Thursday, December 24, 2009

Including Those of Color in Future Journalism Efforts

The National Association of Black Journalists has a very active listserve on Yahoo Groups. Some of the bigger discussion topics are about including journalists of color on all the new media sites -- ones like Mediaite, Gawker, local ESPN networks like ESPN Boston and Huffington Post -- and of giving us access to the resources needed to become entrepreneurs and create our own new media models. You can read a post about that on the NABJ Digital blog here.

So it was with great interest that I read a post on the blog about NPR beginning to staff up its new local news effort, dubbed Project Argo. Project Argo won $3 million in foundation support from The Corporation for Public Broadcasting and the Knight Foundation to tap a dozen unnamed local stations in the NPR network and setting them loose to offer “in-depth topical coverage of issues with broad national relevance and a strong local focus,” according to the site.

The funding is still being finalized but NPR is putting the pieces in place for a summer launch of its ambitious local news effort, known internally as Project Argo. Named by digital head Kinsey Wilson with Jason and the Argonauts in mind, this project is in search of a different kind of golden fleece—armed with $3 million in foundation support and a dozen stations committed to Wilson’s explains what NPR hopes to accomplish: “We want to demonstrate that we can build both authority and audience around the coverage of particular beats in these communities.”
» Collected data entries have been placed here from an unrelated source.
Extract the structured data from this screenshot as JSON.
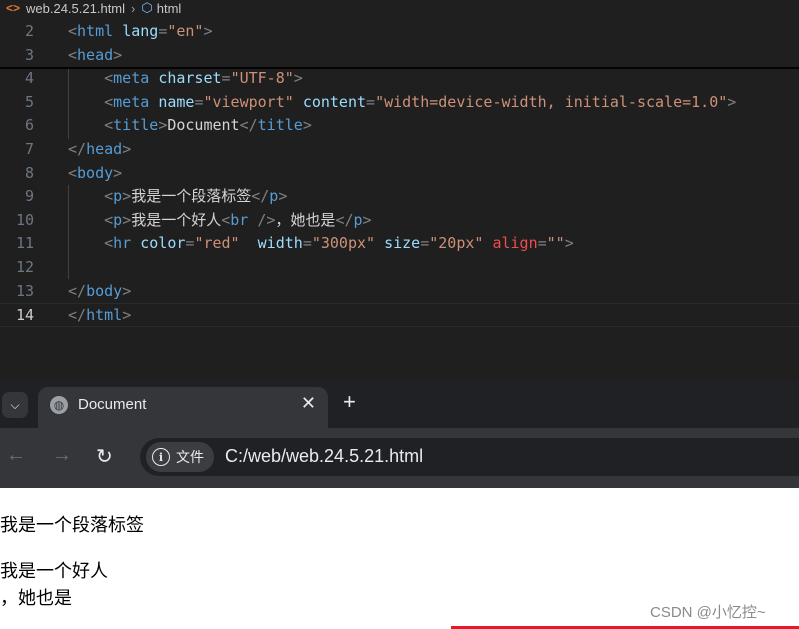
{
  "editor": {
    "breadcrumb": {
      "file": "web.24.5.21.html",
      "element": "html"
    },
    "lines": [
      {
        "num": "2",
        "tokens": [
          [
            "br",
            "<"
          ],
          [
            "tag",
            "html"
          ],
          [
            "txt",
            " "
          ],
          [
            "attr",
            "lang"
          ],
          [
            "br",
            "="
          ],
          [
            "str",
            "\"en\""
          ],
          [
            "br",
            ">"
          ]
        ]
      },
      {
        "num": "3",
        "tokens": [
          [
            "br",
            "<"
          ],
          [
            "tag",
            "head"
          ],
          [
            "br",
            ">"
          ]
        ]
      },
      {
        "num": "4",
        "tokens": [
          [
            "txt",
            "    "
          ],
          [
            "br",
            "<"
          ],
          [
            "tag",
            "meta"
          ],
          [
            "txt",
            " "
          ],
          [
            "attr",
            "charset"
          ],
          [
            "br",
            "="
          ],
          [
            "str",
            "\"UTF-8\""
          ],
          [
            "br",
            ">"
          ]
        ]
      },
      {
        "num": "5",
        "tokens": [
          [
            "txt",
            "    "
          ],
          [
            "br",
            "<"
          ],
          [
            "tag",
            "meta"
          ],
          [
            "txt",
            " "
          ],
          [
            "attr",
            "name"
          ],
          [
            "br",
            "="
          ],
          [
            "str",
            "\"viewport\""
          ],
          [
            "txt",
            " "
          ],
          [
            "attr",
            "content"
          ],
          [
            "br",
            "="
          ],
          [
            "str",
            "\"width=device-width, initial-scale=1.0\""
          ],
          [
            "br",
            ">"
          ]
        ]
      },
      {
        "num": "6",
        "tokens": [
          [
            "txt",
            "    "
          ],
          [
            "br",
            "<"
          ],
          [
            "tag",
            "title"
          ],
          [
            "br",
            ">"
          ],
          [
            "txt",
            "Document"
          ],
          [
            "br",
            "</"
          ],
          [
            "tag",
            "title"
          ],
          [
            "br",
            ">"
          ]
        ]
      },
      {
        "num": "7",
        "tokens": [
          [
            "br",
            "</"
          ],
          [
            "tag",
            "head"
          ],
          [
            "br",
            ">"
          ]
        ]
      },
      {
        "num": "8",
        "tokens": [
          [
            "br",
            "<"
          ],
          [
            "tag",
            "body"
          ],
          [
            "br",
            ">"
          ]
        ]
      },
      {
        "num": "9",
        "tokens": [
          [
            "txt",
            "    "
          ],
          [
            "br",
            "<"
          ],
          [
            "tag",
            "p"
          ],
          [
            "br",
            ">"
          ],
          [
            "txt",
            "我是一个段落标签"
          ],
          [
            "br",
            "</"
          ],
          [
            "tag",
            "p"
          ],
          [
            "br",
            ">"
          ]
        ]
      },
      {
        "num": "10",
        "tokens": [
          [
            "txt",
            "    "
          ],
          [
            "br",
            "<"
          ],
          [
            "tag",
            "p"
          ],
          [
            "br",
            ">"
          ],
          [
            "txt",
            "我是一个好人"
          ],
          [
            "br",
            "<"
          ],
          [
            "tag",
            "br"
          ],
          [
            "txt",
            " "
          ],
          [
            "br",
            "/>"
          ],
          [
            "txt",
            "，她也是"
          ],
          [
            "br",
            "</"
          ],
          [
            "tag",
            "p"
          ],
          [
            "br",
            ">"
          ]
        ]
      },
      {
        "num": "11",
        "tokens": [
          [
            "txt",
            "    "
          ],
          [
            "br",
            "<"
          ],
          [
            "tag",
            "hr"
          ],
          [
            "txt",
            " "
          ],
          [
            "attr",
            "color"
          ],
          [
            "br",
            "="
          ],
          [
            "str",
            "\"red\""
          ],
          [
            "txt",
            "  "
          ],
          [
            "attr",
            "width"
          ],
          [
            "br",
            "="
          ],
          [
            "str",
            "\"300px\""
          ],
          [
            "txt",
            " "
          ],
          [
            "attr",
            "size"
          ],
          [
            "br",
            "="
          ],
          [
            "str",
            "\"20px\""
          ],
          [
            "txt",
            " "
          ],
          [
            "err",
            "align"
          ],
          [
            "br",
            "="
          ],
          [
            "str",
            "\"\""
          ],
          [
            "br",
            ">"
          ]
        ]
      },
      {
        "num": "12",
        "tokens": []
      },
      {
        "num": "13",
        "tokens": [
          [
            "br",
            "</"
          ],
          [
            "tag",
            "body"
          ],
          [
            "br",
            ">"
          ]
        ]
      },
      {
        "num": "14",
        "tokens": [
          [
            "br",
            "</"
          ],
          [
            "tag",
            "html"
          ],
          [
            "br",
            ">"
          ]
        ],
        "active": true
      }
    ]
  },
  "browser": {
    "tab_title": "Document",
    "close_glyph": "✕",
    "new_tab_glyph": "+",
    "site_info_label": "文件",
    "url": "C:/web/web.24.5.21.html"
  },
  "page": {
    "para1": "我是一个段落标签",
    "para2_line1": "我是一个好人",
    "para2_line2": "，她也是",
    "hr_color": "#e8182a"
  },
  "watermark": "CSDN @小忆控~",
  "colors": {
    "editor_bg": "#1f1f1f",
    "tag": "#569cd6",
    "attr": "#9cdcfe",
    "string": "#ce9178",
    "bracket": "#808080",
    "error": "#f14c4c",
    "browser_frame": "#202124",
    "browser_toolbar": "#35363a"
  },
  "icons": {
    "breadcrumb_file": "html-file-icon",
    "breadcrumb_element": "cube-icon",
    "tab_search": "chevron-down-icon",
    "favicon": "globe-icon",
    "back": "arrow-left-icon",
    "forward": "arrow-right-icon",
    "reload": "reload-icon",
    "site_info": "info-icon"
  }
}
When this project was first announced, I remember seeing a flurry of postings on the effort and how NABJ members could become involved. NPR has been up and down with hiring journalists of color, laying off what was seen as a disproportionate number in 2009, including several right after NABJ held a fundraising event at the station’s headquarters in October. NABJ President Kathy Times and VP-Broadcast Bob Butler sent a letter Oct. 27 to NPR President and CEO Vivian Schiller taking her to task over the layoffs.

In her Oct. 29 response to Times and Butler, Schiller offered a more focused breakdown of people of color on NPR’s staff. She defended her organization’s effort to maintain diversity and admitted that NPR could do better, saying she was working to boost the numbers.

To that end, NPR announced Dec. 15 that it had hired Keith Woods, currently the dean of faculty at The Poynter Institute for Media Studies, as its vice president of diversity in news and operations, effective Feb. 1. This is positive step, and we can only hope that Woods is able to back up Schiller’s commitment. Getting some journalists of color involved with the Argo project would be a great start.